The benefits of contraception

Benefits of investing in both contraception and maternal and newborn care, 2017

Contraception is liberating. There can be no doubt that it promotes the development of communities and the autonomy of women. According to the World Health Organisation, 214 million women of reproductive age in developing countries who want to avoid pregnancy are not using a modern contraceptive method. The reasons for this include fear or the experience of side-effects, cultural or religious opposition, gender-related barriers and limited access.

Family planning allows women to have control over the size of their families. Pregnancy-related risks are common when there is not enough time between pregnancies or when women giver birth at an older age. Thus, family planning allows women to be in control of their health and to reduce the risk of maternal and infant mortality. Closely related to this, reduced unintended pregnancies also cut down the incidence of unsafe abortions, which accounts for 4.7% to 13.2% of maternal deaths.

The educational benefits of using contraceptives cannot be underestimated.
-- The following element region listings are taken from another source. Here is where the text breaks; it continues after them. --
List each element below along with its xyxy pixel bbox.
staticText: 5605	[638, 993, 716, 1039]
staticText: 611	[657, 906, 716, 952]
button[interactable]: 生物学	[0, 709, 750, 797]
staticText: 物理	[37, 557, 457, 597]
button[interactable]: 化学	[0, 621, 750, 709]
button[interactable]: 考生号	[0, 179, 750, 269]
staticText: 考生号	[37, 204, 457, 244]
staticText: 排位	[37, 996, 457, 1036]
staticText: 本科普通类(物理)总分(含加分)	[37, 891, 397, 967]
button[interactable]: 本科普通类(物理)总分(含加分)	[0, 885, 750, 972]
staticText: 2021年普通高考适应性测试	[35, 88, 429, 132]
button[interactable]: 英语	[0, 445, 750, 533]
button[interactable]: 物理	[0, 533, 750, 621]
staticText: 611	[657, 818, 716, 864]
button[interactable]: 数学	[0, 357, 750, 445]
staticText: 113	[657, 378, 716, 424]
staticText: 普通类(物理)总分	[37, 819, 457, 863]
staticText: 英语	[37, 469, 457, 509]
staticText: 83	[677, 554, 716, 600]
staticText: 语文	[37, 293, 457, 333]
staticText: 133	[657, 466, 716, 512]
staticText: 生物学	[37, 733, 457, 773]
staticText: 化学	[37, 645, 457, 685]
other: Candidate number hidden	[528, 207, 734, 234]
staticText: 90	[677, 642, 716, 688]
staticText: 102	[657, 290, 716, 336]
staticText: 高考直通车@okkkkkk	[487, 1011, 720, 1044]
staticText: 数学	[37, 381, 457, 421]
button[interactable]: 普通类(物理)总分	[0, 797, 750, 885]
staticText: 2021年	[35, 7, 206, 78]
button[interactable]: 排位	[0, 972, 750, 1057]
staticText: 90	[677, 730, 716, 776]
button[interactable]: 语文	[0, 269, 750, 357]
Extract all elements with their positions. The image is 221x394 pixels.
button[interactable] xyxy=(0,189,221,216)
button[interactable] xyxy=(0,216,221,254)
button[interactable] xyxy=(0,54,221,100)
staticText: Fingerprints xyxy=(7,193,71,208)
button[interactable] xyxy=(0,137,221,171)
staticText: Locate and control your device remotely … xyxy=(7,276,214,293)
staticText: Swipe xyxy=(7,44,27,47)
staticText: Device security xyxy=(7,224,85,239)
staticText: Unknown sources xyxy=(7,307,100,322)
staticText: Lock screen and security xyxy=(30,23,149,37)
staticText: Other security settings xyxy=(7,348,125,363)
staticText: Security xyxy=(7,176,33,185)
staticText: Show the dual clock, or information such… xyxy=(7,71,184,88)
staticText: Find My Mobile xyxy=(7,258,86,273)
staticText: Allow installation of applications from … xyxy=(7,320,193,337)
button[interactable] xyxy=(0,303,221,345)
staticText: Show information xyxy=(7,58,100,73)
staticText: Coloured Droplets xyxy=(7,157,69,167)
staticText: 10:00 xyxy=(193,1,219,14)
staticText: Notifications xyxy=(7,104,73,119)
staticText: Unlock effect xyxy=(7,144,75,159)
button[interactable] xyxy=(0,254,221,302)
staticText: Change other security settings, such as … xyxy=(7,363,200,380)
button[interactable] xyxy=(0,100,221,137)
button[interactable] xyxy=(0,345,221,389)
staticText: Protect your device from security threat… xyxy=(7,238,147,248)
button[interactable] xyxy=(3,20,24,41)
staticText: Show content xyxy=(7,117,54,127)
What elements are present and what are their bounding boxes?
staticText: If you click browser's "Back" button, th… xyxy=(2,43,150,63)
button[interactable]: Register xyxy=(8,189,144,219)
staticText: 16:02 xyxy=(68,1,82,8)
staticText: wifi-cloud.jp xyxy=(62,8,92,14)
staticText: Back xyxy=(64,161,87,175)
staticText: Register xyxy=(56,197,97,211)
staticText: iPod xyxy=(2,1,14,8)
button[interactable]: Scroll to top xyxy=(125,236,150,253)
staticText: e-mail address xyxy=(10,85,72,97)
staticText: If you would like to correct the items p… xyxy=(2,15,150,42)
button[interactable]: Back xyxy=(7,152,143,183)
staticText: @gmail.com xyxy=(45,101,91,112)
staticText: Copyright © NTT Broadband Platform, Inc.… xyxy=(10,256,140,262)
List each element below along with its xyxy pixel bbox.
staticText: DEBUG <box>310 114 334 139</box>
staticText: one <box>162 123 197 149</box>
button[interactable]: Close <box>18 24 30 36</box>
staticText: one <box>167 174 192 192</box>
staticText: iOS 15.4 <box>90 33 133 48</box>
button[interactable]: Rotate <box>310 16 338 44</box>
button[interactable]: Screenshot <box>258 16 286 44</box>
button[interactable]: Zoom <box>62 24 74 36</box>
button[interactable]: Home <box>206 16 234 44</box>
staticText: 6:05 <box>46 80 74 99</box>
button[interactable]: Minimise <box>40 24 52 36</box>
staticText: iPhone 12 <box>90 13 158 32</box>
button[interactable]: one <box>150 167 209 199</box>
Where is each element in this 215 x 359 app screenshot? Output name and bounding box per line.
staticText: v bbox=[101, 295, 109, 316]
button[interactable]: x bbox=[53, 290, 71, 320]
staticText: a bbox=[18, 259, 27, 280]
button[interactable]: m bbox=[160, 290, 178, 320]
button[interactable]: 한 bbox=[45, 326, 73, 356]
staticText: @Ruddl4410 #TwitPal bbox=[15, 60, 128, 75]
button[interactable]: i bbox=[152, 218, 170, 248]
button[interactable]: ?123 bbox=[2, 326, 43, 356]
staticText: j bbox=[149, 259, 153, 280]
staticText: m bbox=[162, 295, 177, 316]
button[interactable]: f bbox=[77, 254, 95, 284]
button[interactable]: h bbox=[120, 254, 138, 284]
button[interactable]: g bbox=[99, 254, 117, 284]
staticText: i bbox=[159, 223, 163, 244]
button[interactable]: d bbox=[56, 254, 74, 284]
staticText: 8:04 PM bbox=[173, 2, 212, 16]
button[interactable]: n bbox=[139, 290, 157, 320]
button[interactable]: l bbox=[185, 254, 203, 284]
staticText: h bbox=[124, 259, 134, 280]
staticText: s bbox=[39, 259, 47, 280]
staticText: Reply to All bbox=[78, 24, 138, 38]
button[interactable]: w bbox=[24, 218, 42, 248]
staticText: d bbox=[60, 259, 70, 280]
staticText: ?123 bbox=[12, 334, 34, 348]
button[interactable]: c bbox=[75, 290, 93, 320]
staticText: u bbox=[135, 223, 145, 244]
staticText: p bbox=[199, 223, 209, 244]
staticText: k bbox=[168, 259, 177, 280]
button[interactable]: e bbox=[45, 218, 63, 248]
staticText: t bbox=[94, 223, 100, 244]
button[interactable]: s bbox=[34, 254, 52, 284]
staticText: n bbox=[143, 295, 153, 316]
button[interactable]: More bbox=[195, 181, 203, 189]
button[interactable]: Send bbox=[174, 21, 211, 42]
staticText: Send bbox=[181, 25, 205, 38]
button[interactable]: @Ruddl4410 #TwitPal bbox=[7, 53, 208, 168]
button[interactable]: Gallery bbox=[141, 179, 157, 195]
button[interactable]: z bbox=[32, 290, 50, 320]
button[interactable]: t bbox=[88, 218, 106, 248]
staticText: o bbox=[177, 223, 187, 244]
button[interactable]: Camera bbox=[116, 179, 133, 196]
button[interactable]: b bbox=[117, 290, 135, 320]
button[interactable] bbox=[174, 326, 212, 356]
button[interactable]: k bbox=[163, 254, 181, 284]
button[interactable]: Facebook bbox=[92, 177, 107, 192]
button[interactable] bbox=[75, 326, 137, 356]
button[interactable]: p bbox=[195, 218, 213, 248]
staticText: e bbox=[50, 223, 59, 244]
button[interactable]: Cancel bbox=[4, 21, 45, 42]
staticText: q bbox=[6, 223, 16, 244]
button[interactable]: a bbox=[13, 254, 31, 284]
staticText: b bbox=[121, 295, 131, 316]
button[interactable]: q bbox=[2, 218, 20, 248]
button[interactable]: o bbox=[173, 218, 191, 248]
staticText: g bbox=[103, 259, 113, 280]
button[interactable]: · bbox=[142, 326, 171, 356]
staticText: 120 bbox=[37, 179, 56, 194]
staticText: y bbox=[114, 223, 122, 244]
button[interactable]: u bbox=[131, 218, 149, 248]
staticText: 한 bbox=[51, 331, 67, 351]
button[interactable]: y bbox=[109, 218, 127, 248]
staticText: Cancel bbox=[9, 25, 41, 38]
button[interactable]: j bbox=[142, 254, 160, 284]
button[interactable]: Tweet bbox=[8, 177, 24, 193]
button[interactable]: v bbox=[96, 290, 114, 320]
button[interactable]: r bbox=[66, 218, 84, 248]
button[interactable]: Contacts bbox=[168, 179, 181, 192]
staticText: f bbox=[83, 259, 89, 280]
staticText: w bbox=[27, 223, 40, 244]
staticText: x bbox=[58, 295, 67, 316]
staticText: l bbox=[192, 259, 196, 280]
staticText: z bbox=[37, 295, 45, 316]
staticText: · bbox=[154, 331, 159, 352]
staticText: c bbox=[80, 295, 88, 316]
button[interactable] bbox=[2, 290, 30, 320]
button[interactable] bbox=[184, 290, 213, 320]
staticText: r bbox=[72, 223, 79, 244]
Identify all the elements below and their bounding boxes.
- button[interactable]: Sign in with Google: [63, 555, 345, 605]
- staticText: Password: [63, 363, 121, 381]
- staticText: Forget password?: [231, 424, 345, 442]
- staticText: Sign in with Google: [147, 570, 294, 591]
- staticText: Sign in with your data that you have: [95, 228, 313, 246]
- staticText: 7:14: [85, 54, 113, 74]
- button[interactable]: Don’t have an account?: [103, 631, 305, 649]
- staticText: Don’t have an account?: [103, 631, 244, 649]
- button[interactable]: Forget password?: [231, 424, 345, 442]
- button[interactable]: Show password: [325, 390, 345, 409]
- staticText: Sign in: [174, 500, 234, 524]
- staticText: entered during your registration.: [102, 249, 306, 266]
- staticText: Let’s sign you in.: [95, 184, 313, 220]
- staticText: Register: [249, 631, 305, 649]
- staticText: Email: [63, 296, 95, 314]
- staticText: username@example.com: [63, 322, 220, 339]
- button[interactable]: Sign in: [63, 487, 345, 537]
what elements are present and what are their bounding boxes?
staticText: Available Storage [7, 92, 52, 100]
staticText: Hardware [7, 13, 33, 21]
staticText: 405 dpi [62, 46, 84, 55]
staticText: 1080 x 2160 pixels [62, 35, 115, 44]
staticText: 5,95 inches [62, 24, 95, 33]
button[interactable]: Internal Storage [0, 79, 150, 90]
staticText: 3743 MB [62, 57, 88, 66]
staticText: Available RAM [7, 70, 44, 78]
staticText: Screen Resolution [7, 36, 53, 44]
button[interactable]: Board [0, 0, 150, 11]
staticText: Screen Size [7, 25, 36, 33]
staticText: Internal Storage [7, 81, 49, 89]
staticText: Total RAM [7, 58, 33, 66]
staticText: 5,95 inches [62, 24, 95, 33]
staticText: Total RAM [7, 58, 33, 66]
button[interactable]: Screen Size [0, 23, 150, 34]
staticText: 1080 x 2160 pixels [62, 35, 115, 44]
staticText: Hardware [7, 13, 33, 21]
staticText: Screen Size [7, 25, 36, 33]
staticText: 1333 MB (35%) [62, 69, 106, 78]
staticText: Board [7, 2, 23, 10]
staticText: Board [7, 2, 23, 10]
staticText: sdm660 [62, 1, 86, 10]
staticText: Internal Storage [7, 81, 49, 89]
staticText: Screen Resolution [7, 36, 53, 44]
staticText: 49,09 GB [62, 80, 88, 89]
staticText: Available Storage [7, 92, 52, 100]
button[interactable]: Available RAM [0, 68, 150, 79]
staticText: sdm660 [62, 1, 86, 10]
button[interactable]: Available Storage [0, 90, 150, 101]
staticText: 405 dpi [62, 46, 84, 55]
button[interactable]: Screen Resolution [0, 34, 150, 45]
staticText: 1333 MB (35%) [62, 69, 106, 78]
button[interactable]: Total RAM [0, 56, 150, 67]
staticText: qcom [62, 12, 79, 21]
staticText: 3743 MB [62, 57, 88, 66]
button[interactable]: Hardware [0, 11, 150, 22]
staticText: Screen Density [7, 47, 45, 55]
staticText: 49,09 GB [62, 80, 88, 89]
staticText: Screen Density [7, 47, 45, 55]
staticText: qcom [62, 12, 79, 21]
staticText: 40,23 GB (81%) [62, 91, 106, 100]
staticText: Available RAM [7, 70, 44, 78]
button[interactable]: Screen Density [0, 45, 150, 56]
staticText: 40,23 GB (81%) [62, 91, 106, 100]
Apart from giving women the opportunity to pursue their own educational and economic goals, it allows the children within these families to get the most out of education by staying in school for longer and having access to resources that can ensure a better life for them.

Contraceptives such as the birth control pill can reduce the risk of developing certain reproductive cancers.

According to the Guttmacher Institute, using contraceptives such as the birth control pill can reduce the risk of developing certain reproductive cancers and can be used to treat many menstruation-related symptoms and disorders.

The downside – or is it?

This article would be incomplete without mentioning the percentage of women who do not use birth control because of concerns over and experiences with side-effects. The widely used pill is reported to cause weight gain, headaches and migraines, nausea, decreased libido and inter-menstrual bleeding, among other side-effects. Providing proper education at health facilities can help users understand how they can prevent some of these side-effects, which, for many, subside after a while.


Read: “Women can now give up contraceptive methods,” Magufuli tells Tanzanian women

More importantly, it is critical to increase access to contraceptives that can be used by men so that couples can support each other and the burden does not solely fall on the woman. In addition, double protection in the form of condom use is critical – most birth control methods do not protect from sexually transmitted infections.

Is there a downside? No, the benefits outweigh the risks. African governments and their partners should prioritise the health of women and children through the provision of contraceptives. In the long run, the economy will benefit and when there is a need to increase the population it would be because the resources to cater for a population growth are available and women can make informed-empowered decisions.